Which arm do you throw with?
Where do you stand on the rubber?
Should pitchers throw from their throwing-arm side of the rubber? In other words, should RHP stand on the right side of the rubber. Should LHP stand on the left side? Why or why no, and what do you do? (Note: This isn’t a trick. There’s no right or wrong answer here :-))
I throw Right handed and I used to always throw from the right side but now that I am pitching in high school finally, the coach will only let me throw from the right :?. I would suppose its personal preference really but I dont think there is any difference between the two, other then maybe if you are trying to aim for a certain spot.
- Whatever is comfortable. I just like to get the angle for getting in on righties. You can handcuff guys and get a lot of slow dribblers off of the bat handle.
I agree with House on this one. Standing in the wrong position - combined with certain elements of your signature - can result in posture change during your delivery which can effect performance and health. So it’s important to figure out a position that minimizes or avoids these issues.
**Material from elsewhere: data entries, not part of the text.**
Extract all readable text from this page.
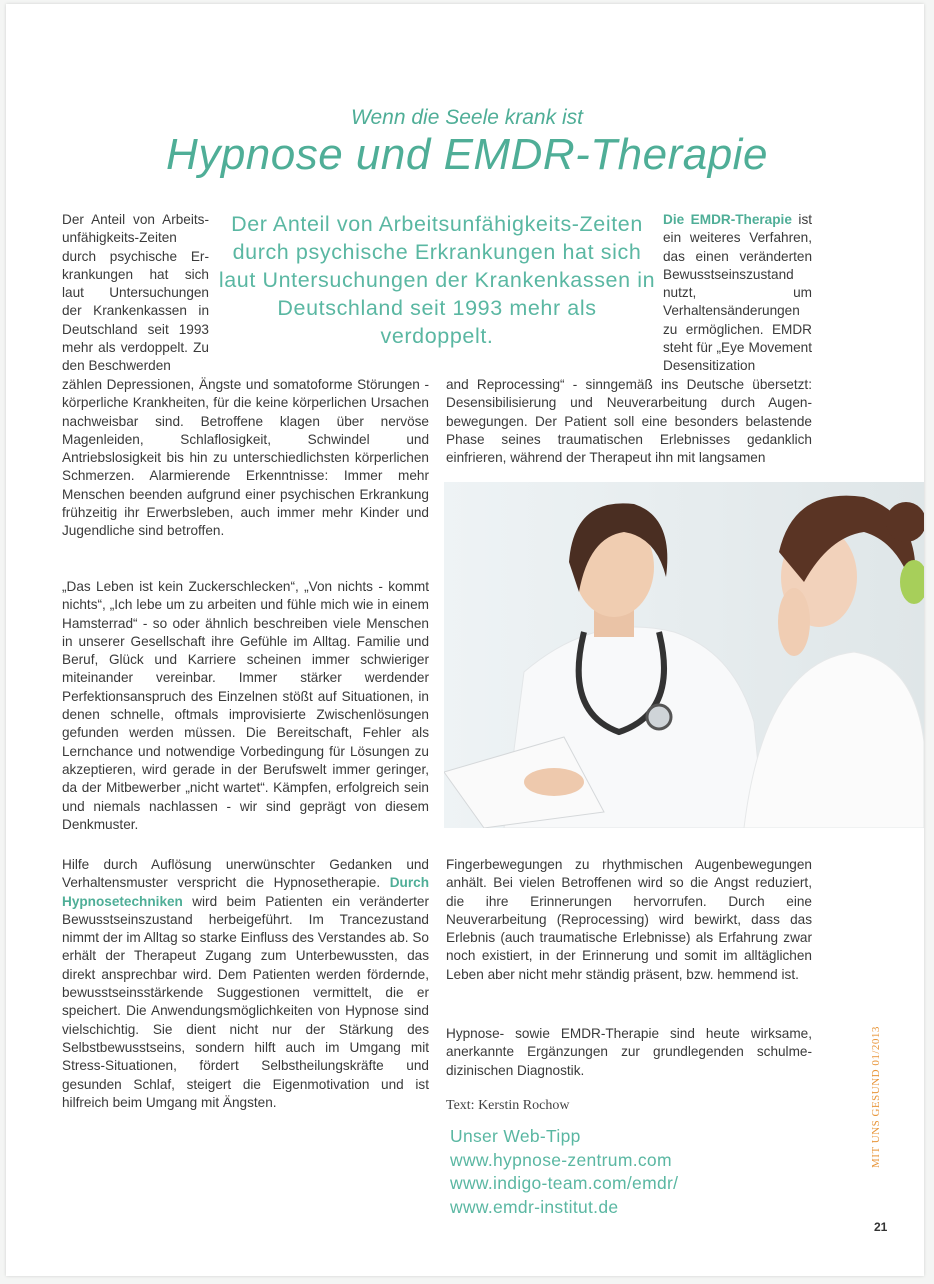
Wenn die Seele krank ist
Hypnose und EMDR-Therapie
Der Anteil von Arbeitsunfähigkeits-Zeiten durch psychische Erkrankungen hat sich laut Untersuchungen der Krankenkassen in Deutschland seit 1993 mehr als verdoppelt. Zu den Beschwerden
zählen Depressionen, Ängste und somatoforme Störungen - körperliche Krankheiten, für die keine körperlichen Ursachen nachweisbar sind. Betroffene klagen über nervöse Magenleiden, Schlaflosigkeit, Schwindel und Antriebslosigkeit bis hin zu unterschiedlichsten körperlichen Schmerzen. Alarmierende Erkenntnisse: Immer mehr Menschen beenden aufgrund einer psychischen Erkrankung frühzeitig ihr Erwerbsleben, auch immer mehr Kinder und Jugendliche sind betroffen.
Der Anteil von Arbeitsunfähigkeits-Zeiten durch psychische Erkrankungen hat sich laut Untersuchungen der Krankenkassen in Deutschland seit 1993 mehr als verdoppelt.
Die EMDR-Therapie ist ein weiteres Verfahren, das einen veränderten Bewusstseinszustand nutzt, um Verhaltensänderungen zu ermöglichen. EMDR steht für „Eye Movement Desensitization
and Reprocessing“ - sinngemäß ins Deutsche übersetzt: Desensibilisierung und Neuverarbeitung durch Augenbewegungen. Der Patient soll eine besonders belastende Phase seines traumatischen Erlebnisses gedanklich einfrieren, während der Therapeut ihn mit langsamen
„Das Leben ist kein Zuckerschlecken“, „Von nichts - kommt nichts“, „Ich lebe um zu arbeiten und fühle mich wie in einem Hamsterrad“ - so oder ähnlich beschreiben viele Menschen in unserer Gesellschaft ihre Gefühle im Alltag. Familie und Beruf, Glück und Karriere scheinen immer schwieriger miteinander vereinbar. Immer stärker werdender Perfektionsanspruch des Einzelnen stößt auf Situationen, in denen schnelle, oftmals improvisierte Zwischenlösungen gefunden werden müssen. Die Bereitschaft, Fehler als Lernchance und notwendige Vorbedingung für Lösungen zu akzeptieren, wird gerade in der Berufswelt immer geringer, da der Mitbewerber „nicht wartet“. Kämpfen, erfolgreich sein und niemals nachlassen - wir sind geprägt von diesem Denkmuster.
Hilfe durch Auflösung unerwünschter Gedanken und Verhaltensmuster verspricht die Hypnosetherapie. Durch Hypnosetechniken wird beim Patienten ein veränderter Bewusstseinszustand herbeigeführt. Im Trancezustand nimmt der im Alltag so starke Einfluss des Verstandes ab. So erhält der Therapeut Zugang zum Unterbewussten, das direkt ansprechbar wird. Dem Patienten werden fördernde, bewusstseinsstärkende Suggestionen vermittelt, die er speichert. Die Anwendungsmöglichkeiten von Hypnose sind vielschichtig. Sie dient nicht nur der Stärkung des Selbstbewusstseins, sondern hilft auch im Umgang mit Stress-Situationen, fördert Selbstheilungskräfte und gesunden Schlaf, steigert die Eigenmotivation und ist hilfreich beim Umgang mit Ängsten.
Fingerbewegungen zu rhythmischen Augenbewegungen anhält. Bei vielen Betroffenen wird so die Angst reduziert, die ihre Erinnerungen hervorrufen. Durch eine Neuverarbeitung (Reprocessing) wird bewirkt, dass das Erlebnis (auch traumatische Erlebnisse) als Erfahrung zwar noch existiert, in der Erinnerung und somit im alltäglichen Leben aber nicht mehr ständig präsent, bzw. hemmend ist.
Hypnose- sowie EMDR-Therapie sind heute wirksame, anerkannte Ergänzungen zur grundlegenden schulmedizinischen Diagnostik.
Text: Kerstin Rochow
Unser Web-Tipp
www.hypnose-zentrum.com
www.indigo-team.com/emdr/
www.emdr-institut.de
MIT UNS GESUND 01/2013
21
This, to me, is more important than any benefit you might get by “creating angle” or “hiding the ball” by sticking to the cookie cutter teach of righties on the right, lefties on the left.
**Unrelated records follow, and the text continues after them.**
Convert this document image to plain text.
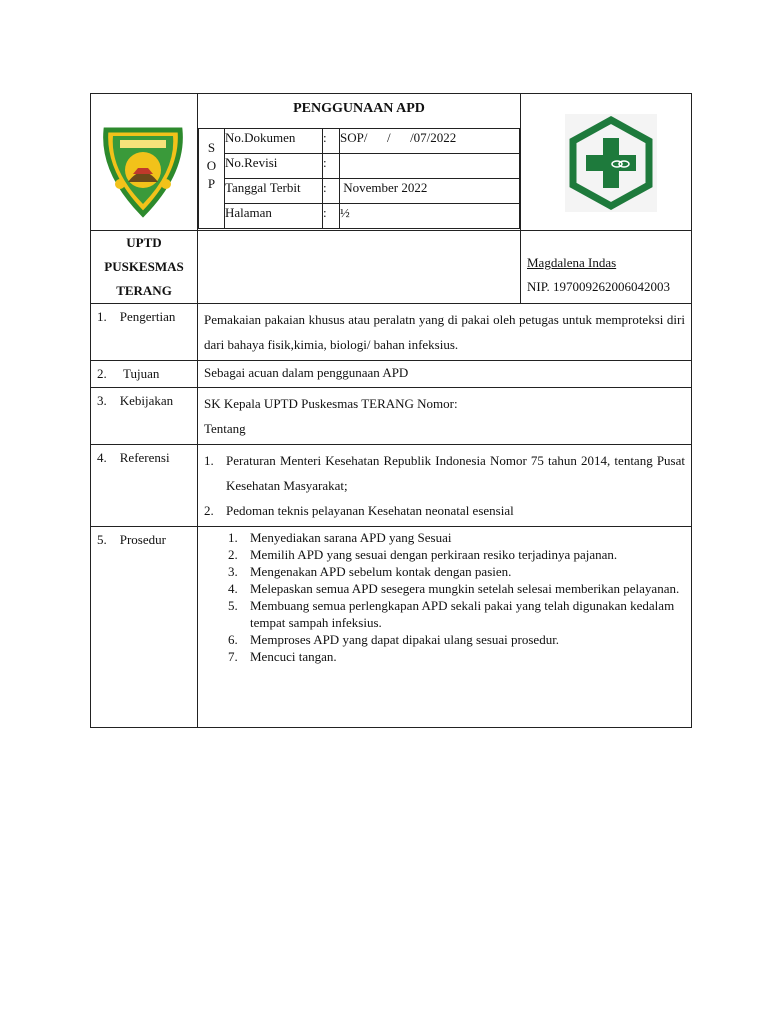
PENGGUNAAN APD
S
O
P
	No.Dokumen	:	SOP/      /      /07/2022
No.Revisi	:	
Tanggal Terbit	:	November 2022
Halaman	:	½

UPTD
PUSKESMAS
TERANG

Magdalena Indas
NIP. 197009262006042003

1. Pengertian	Pemakaian pakaian khusus atau peralatn yang di pakai oleh petugas untuk memproteksi diri dari bahaya fisik,kimia, biologi/ bahan infeksius.
2. Tujuan	Sebagai acuan dalam penggunaan APD
3. Kebijakan	SK Kepala UPTD Puskesmas TERANG Nomor:
Tentang

4. Referensi	1. Peraturan Menteri Kesehatan Republik Indonesia Nomor 75 tahun 2014, tentang Pusat Kesehatan Masyarakat;
2. Pedoman teknis pelayanan Kesehatan neonatal esensial

5. Prosedur	1. Menyediakan sarana APD yang Sesuai
2. Memilih APD yang sesuai dengan perkiraan resiko terjadinya pajanan.
3. Mengenakan APD sebelum kontak dengan pasien.
4. Melepaskan semua APD sesegera mungkin setelah selesai memberikan pelayanan.
5. Membuang semua perlengkapan APD sekali pakai yang telah digunakan kedalam tempat sampah infeksius.
6. Memproses APD yang dapat dipakai ulang sesuai prosedur.
7. Mencuci tangan.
I stand on the left (RHP) with only the ball of my foot and upwards touching the rubber. No reason… just because I always have.
to get good effectiveness on my curveball to righties
Imo…I think it has to do with the type of pitcher you are. I was a rhp and depended mostly on right to left movement, and pitching from the extreme right side of the rubber was most effective for me to use the whole plate . On the other hand, I’ve played with and coached rhp’s that relied on left to right movement , and throwing from the left was best for them.
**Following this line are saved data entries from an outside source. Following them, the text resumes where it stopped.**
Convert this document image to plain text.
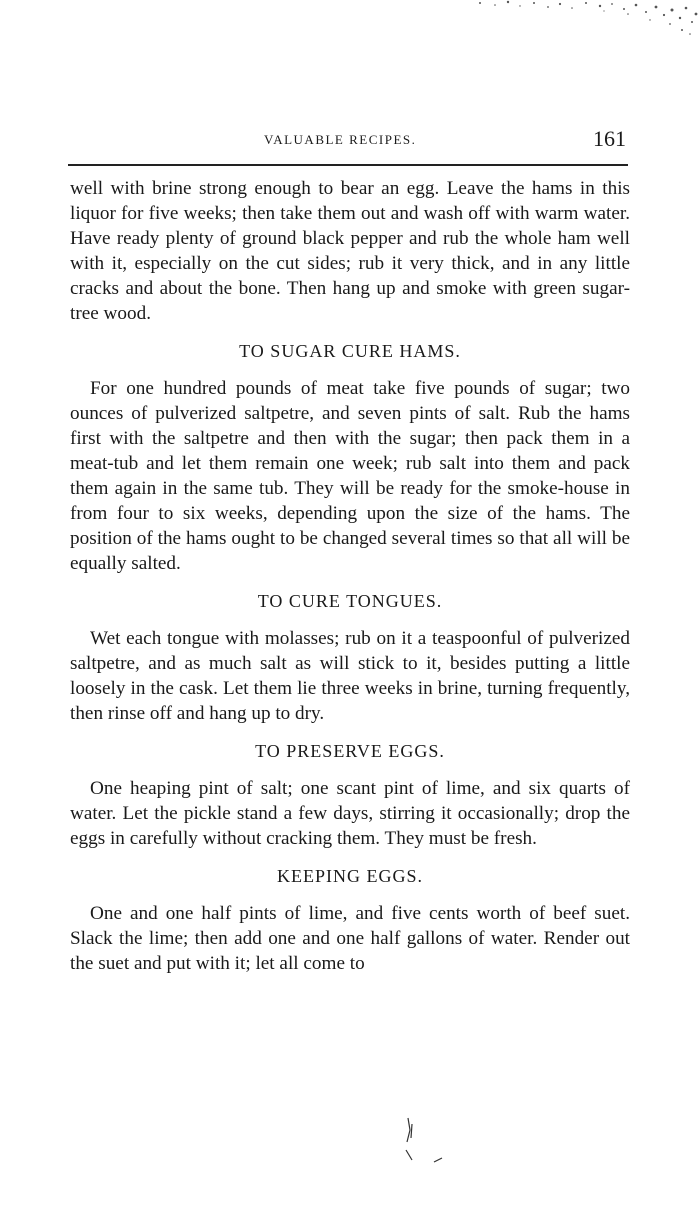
VALUABLE RECIPES.	161

well with brine strong enough to bear an egg. Leave the hams in this liquor for five weeks; then take them out and wash off with warm water. Have ready plenty of ground black pepper and rub the whole ham well with it, especially on the cut sides; rub it very thick, and in any little cracks and about the bone. Then hang up and smoke with green sugar-tree wood.

TO SUGAR CURE HAMS.

For one hundred pounds of meat take five pounds of sugar; two ounces of pulverized saltpetre, and seven pints of salt. Rub the hams first with the saltpetre and then with the sugar; then pack them in a meat-tub and let them remain one week; rub salt into them and pack them again in the same tub. They will be ready for the smoke-house in from four to six weeks, depending upon the size of the hams. The position of the hams ought to be changed several times so that all will be equally salted.

TO CURE TONGUES.

Wet each tongue with molasses; rub on it a teaspoonful of pulverized saltpetre, and as much salt as will stick to it, besides putting a little loosely in the cask. Let them lie three weeks in brine, turning frequently, then rinse off and hang up to dry.

TO PRESERVE EGGS.

One heaping pint of salt; one scant pint of lime, and six quarts of water. Let the pickle stand a few days, stirring it occasionally; drop the eggs in carefully without cracking them. They must be fresh.

KEEPING EGGS.

One and one half pints of lime, and five cents worth of beef suet. Slack the lime; then add one and one half gallons of water. Render out the suet and put with it; let all come to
I never paid much attention to which side of the rubber I pitched from—I just did what was comfortable. One thing—as a sidearmer, I used the crossfire a great deal, and what I would do was take a step toward third base, whip around and throw from that angle, so it looked to the batter as if it were coming at him from third base. Poor batters—how that used to throw their timing off, especially with the snake-jazz I threw.
I am a right-handed pitcher and like to pitch on the right side of the rubber. Every now and again I will pitch in the middle and on rare cases when I can’t find my location I’ll try pitching off the left. The thought that always runs through my head when pitching off the right side is that if I throw it a little late then it’ll still at least end up on the left side of the strike zone. Sometimes though I think it’s bad since it would seem like I’m throwing across my body to reach that lower left-hand corner.
I have a tendency to throw outside (to a righty) so I stand on the right side of the rubber just for control reasons.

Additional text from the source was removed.